L’Union européenne veut frapper les pays réfractaires au grand mélange. Et un de ces commissaires, Dimitris Avramopoulos lance que « les migrants d’Europe sont là pour rester, appelle à « trouver un foyer » pour tous les réfugiés, ce qui, pour lui, est « un impératif moral » mais également « un impératif économique et social pour notre continent vieillissant » ».

S’opposer, comme Viktor Orban, à l’invasion au nom de la patrie, de la nation, de la famille, de la culture occidentale, de la civilisation européenne, c’est la certitude d’être estampillé raciste, fasciste, souchien, en résumé non-humain. C’est la certitude de se retrouver, non plus devant l’homme de la justice divine, le curé en soutane – cette forme de jugement supraterrestre a disparu – mais devant son équivalent profane, en robe, le juge, l’homme de la justice temporelle.

Et là, pas de quartiers. Si les élites politiques, médiatiques, économiques, chrétiennes sont prêtes à une inclusion sans fin (halal, burkini, GPA, troisième genre, écriture inclusive…), imposant un relativisme prédateur dans notre quotidien, seuls les résistants modèle Orban doivent être exclus.

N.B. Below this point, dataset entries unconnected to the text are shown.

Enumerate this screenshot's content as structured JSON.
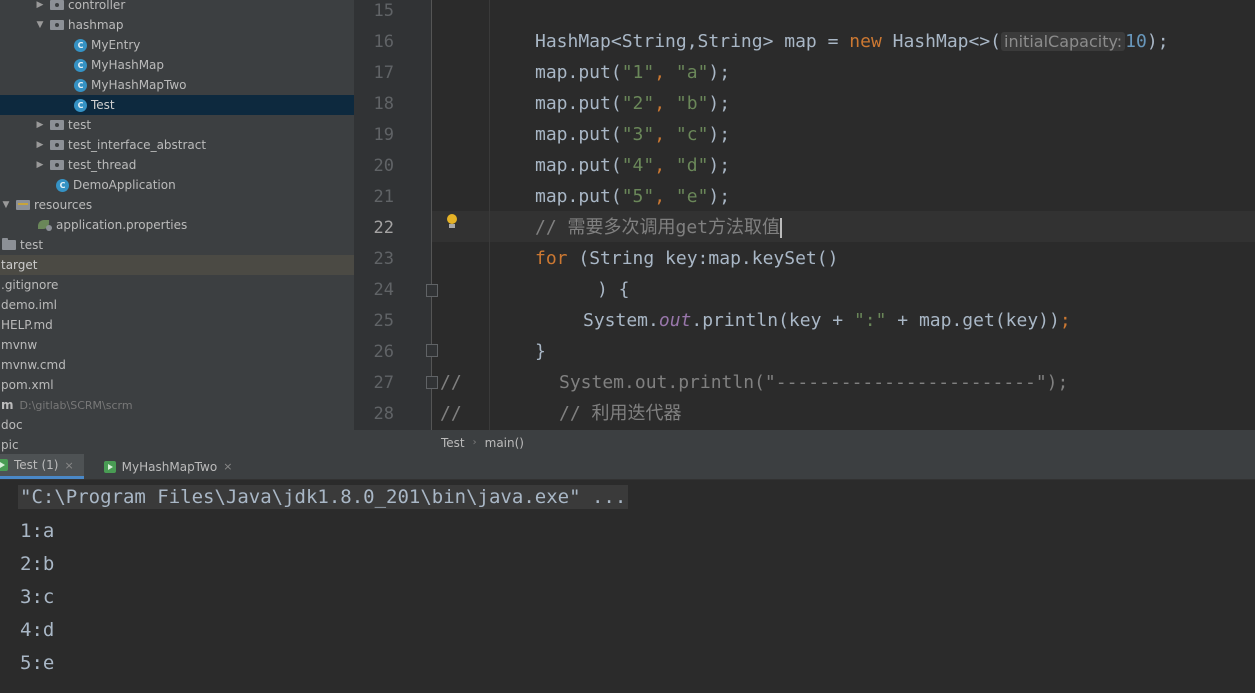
{
  "tree": {
    "items": [
      {
        "label": "controller",
        "hint": ""
      },
      {
        "label": "hashmap",
        "hint": ""
      },
      {
        "label": "MyEntry",
        "hint": ""
      },
      {
        "label": "MyHashMap",
        "hint": ""
      },
      {
        "label": "MyHashMapTwo",
        "hint": ""
      },
      {
        "label": "Test",
        "hint": ""
      },
      {
        "label": "test",
        "hint": ""
      },
      {
        "label": "test_interface_abstract",
        "hint": ""
      },
      {
        "label": "test_thread",
        "hint": ""
      },
      {
        "label": "DemoApplication",
        "hint": ""
      },
      {
        "label": "resources",
        "hint": ""
      },
      {
        "label": "application.properties",
        "hint": ""
      },
      {
        "label": "test",
        "hint": ""
      },
      {
        "label": "target",
        "hint": ""
      },
      {
        "label": ".gitignore",
        "hint": ""
      },
      {
        "label": "demo.iml",
        "hint": ""
      },
      {
        "label": "HELP.md",
        "hint": ""
      },
      {
        "label": "mvnw",
        "hint": ""
      },
      {
        "label": "mvnw.cmd",
        "hint": ""
      },
      {
        "label": "pom.xml",
        "hint": ""
      },
      {
        "label": "m",
        "hint": "D:\\gitlab\\SCRM\\scrm"
      },
      {
        "label": "doc",
        "hint": ""
      },
      {
        "label": "pic",
        "hint": ""
      }
    ],
    "class_icon_letter": "C"
  },
  "editor": {
    "line_numbers": [
      "15",
      "16",
      "17",
      "18",
      "19",
      "20",
      "21",
      "22",
      "23",
      "24",
      "25",
      "26",
      "27",
      "28"
    ],
    "active_line": "22",
    "lines": {
      "l16": {
        "t1": "HashMap<String,String> map = ",
        "kw": "new",
        "t2": " HashMap<>(",
        "hint": "initialCapacity:",
        "num": "10",
        "t3": ");"
      },
      "l17": {
        "t1": "map.put(",
        "s1": "\"1\"",
        "c": ", ",
        "s2": "\"a\"",
        "t2": ");"
      },
      "l18": {
        "t1": "map.put(",
        "s1": "\"2\"",
        "c": ", ",
        "s2": "\"b\"",
        "t2": ");"
      },
      "l19": {
        "t1": "map.put(",
        "s1": "\"3\"",
        "c": ", ",
        "s2": "\"c\"",
        "t2": ");"
      },
      "l20": {
        "t1": "map.put(",
        "s1": "\"4\"",
        "c": ", ",
        "s2": "\"d\"",
        "t2": ");"
      },
      "l21": {
        "t1": "map.put(",
        "s1": "\"5\"",
        "c": ", ",
        "s2": "\"e\"",
        "t2": ");"
      },
      "l22": {
        "comment": "// 需要多次调用get方法取值"
      },
      "l23": {
        "kw": "for",
        "t1": " (String key:map.keySet()"
      },
      "l24": {
        "t1": ") {"
      },
      "l25": {
        "t1": "System.",
        "field": "out",
        "t2": ".println(key + ",
        "s1": "\":\"",
        "t3": " + map.get(key))",
        "semi": ";"
      },
      "l26": {
        "t1": "}"
      },
      "l27": {
        "slashes": "//",
        "comment": "System.out.println(\"------------------------\");"
      },
      "l28": {
        "slashes": "//",
        "comment": "// 利用迭代器"
      }
    }
  },
  "breadcrumb": {
    "class_name": "Test",
    "method": "main()"
  },
  "run_tabs": [
    {
      "label": "Test (1)",
      "close": "×"
    },
    {
      "label": "MyHashMapTwo",
      "close": "×"
    }
  ],
  "console": {
    "command": "\"C:\\Program Files\\Java\\jdk1.8.0_201\\bin\\java.exe\" ...",
    "output": [
      "1:a",
      "2:b",
      "3:c",
      "4:d",
      "5:e"
    ]
  },
  "colors": {
    "keyword": "#cc7832",
    "string": "#6a8759",
    "comment": "#808080",
    "number": "#6897bb",
    "field": "#9876aa",
    "selection": "#0d293e",
    "accent": "#4a88c7"
  }
}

Cela va de la mort sociale en passant par la mort économique (9000 € parce qu’un juge n’accepte pas que l’on puisse écrire que l’Aïd est un apprentissage de l’égorgement) jusqu’à la mort totale (rédaction de Charlie-Hebdo, assassinat de Theo van Gogh…).

Les valeurs anciennes, si consistantes, qui nous protégeaient, après avoir été remises en question, ont ainsi été métamorphosées en antivaleurs. Patrie, famille, école, culture, traditions ont été transformées en virus mortel.

Le Bien d’hier est devenu le Mal d’aujourd’hui.

En Europe occidentale, les médias jouent un rôle essentiel dans cette redistribution. En diffusant partout les mêmes clichés, les mêmes simplifications (l’islam, religion d’amour, de paix et de tolérance ; l’islam, ce n’est pas ça ; pas d’amalgame ; les premières victimes des attentats sont les musulmans…), ils sont les agents de l’unification idéologique planétaire.

Jamais, pour eux, l’islamisme n’occupera la place du nazisme en tant que perversité absolue de la pensée, jamais les jeunes migrants, violents, islamisés jusqu’au dernier neurone ne prendront le rôle des envahisseurs barbares, jamais la haine pour les Blancs ne sera raciste.

Cette inversion des valeurs, ce chamboulement idéologique nous confirme que toute civilisation est mortelle, que notre monde occidental est périssable. Et en train de périr.

Comme le poisson, il a commencé à pourrir par la tête à coups de terreur molle, de mantras politiquement corrects, de conjuration qui accuse de complotisme ceux qui la dénoncent.

Le reste du corps suivra-t-il ?

Nous sommes à l’instant fatidique.

2018 sera-t-elle l’année de la renaissance d’un esprit de combat (Trump, le Brexit, le coalition au pouvoir en Autriche) ou celle de l’accélération de la chute de l’Occident ?

Qui vivra verra.

Il ne nous reste donc plus qu’à pratiquer gaillardement le métier de vivre.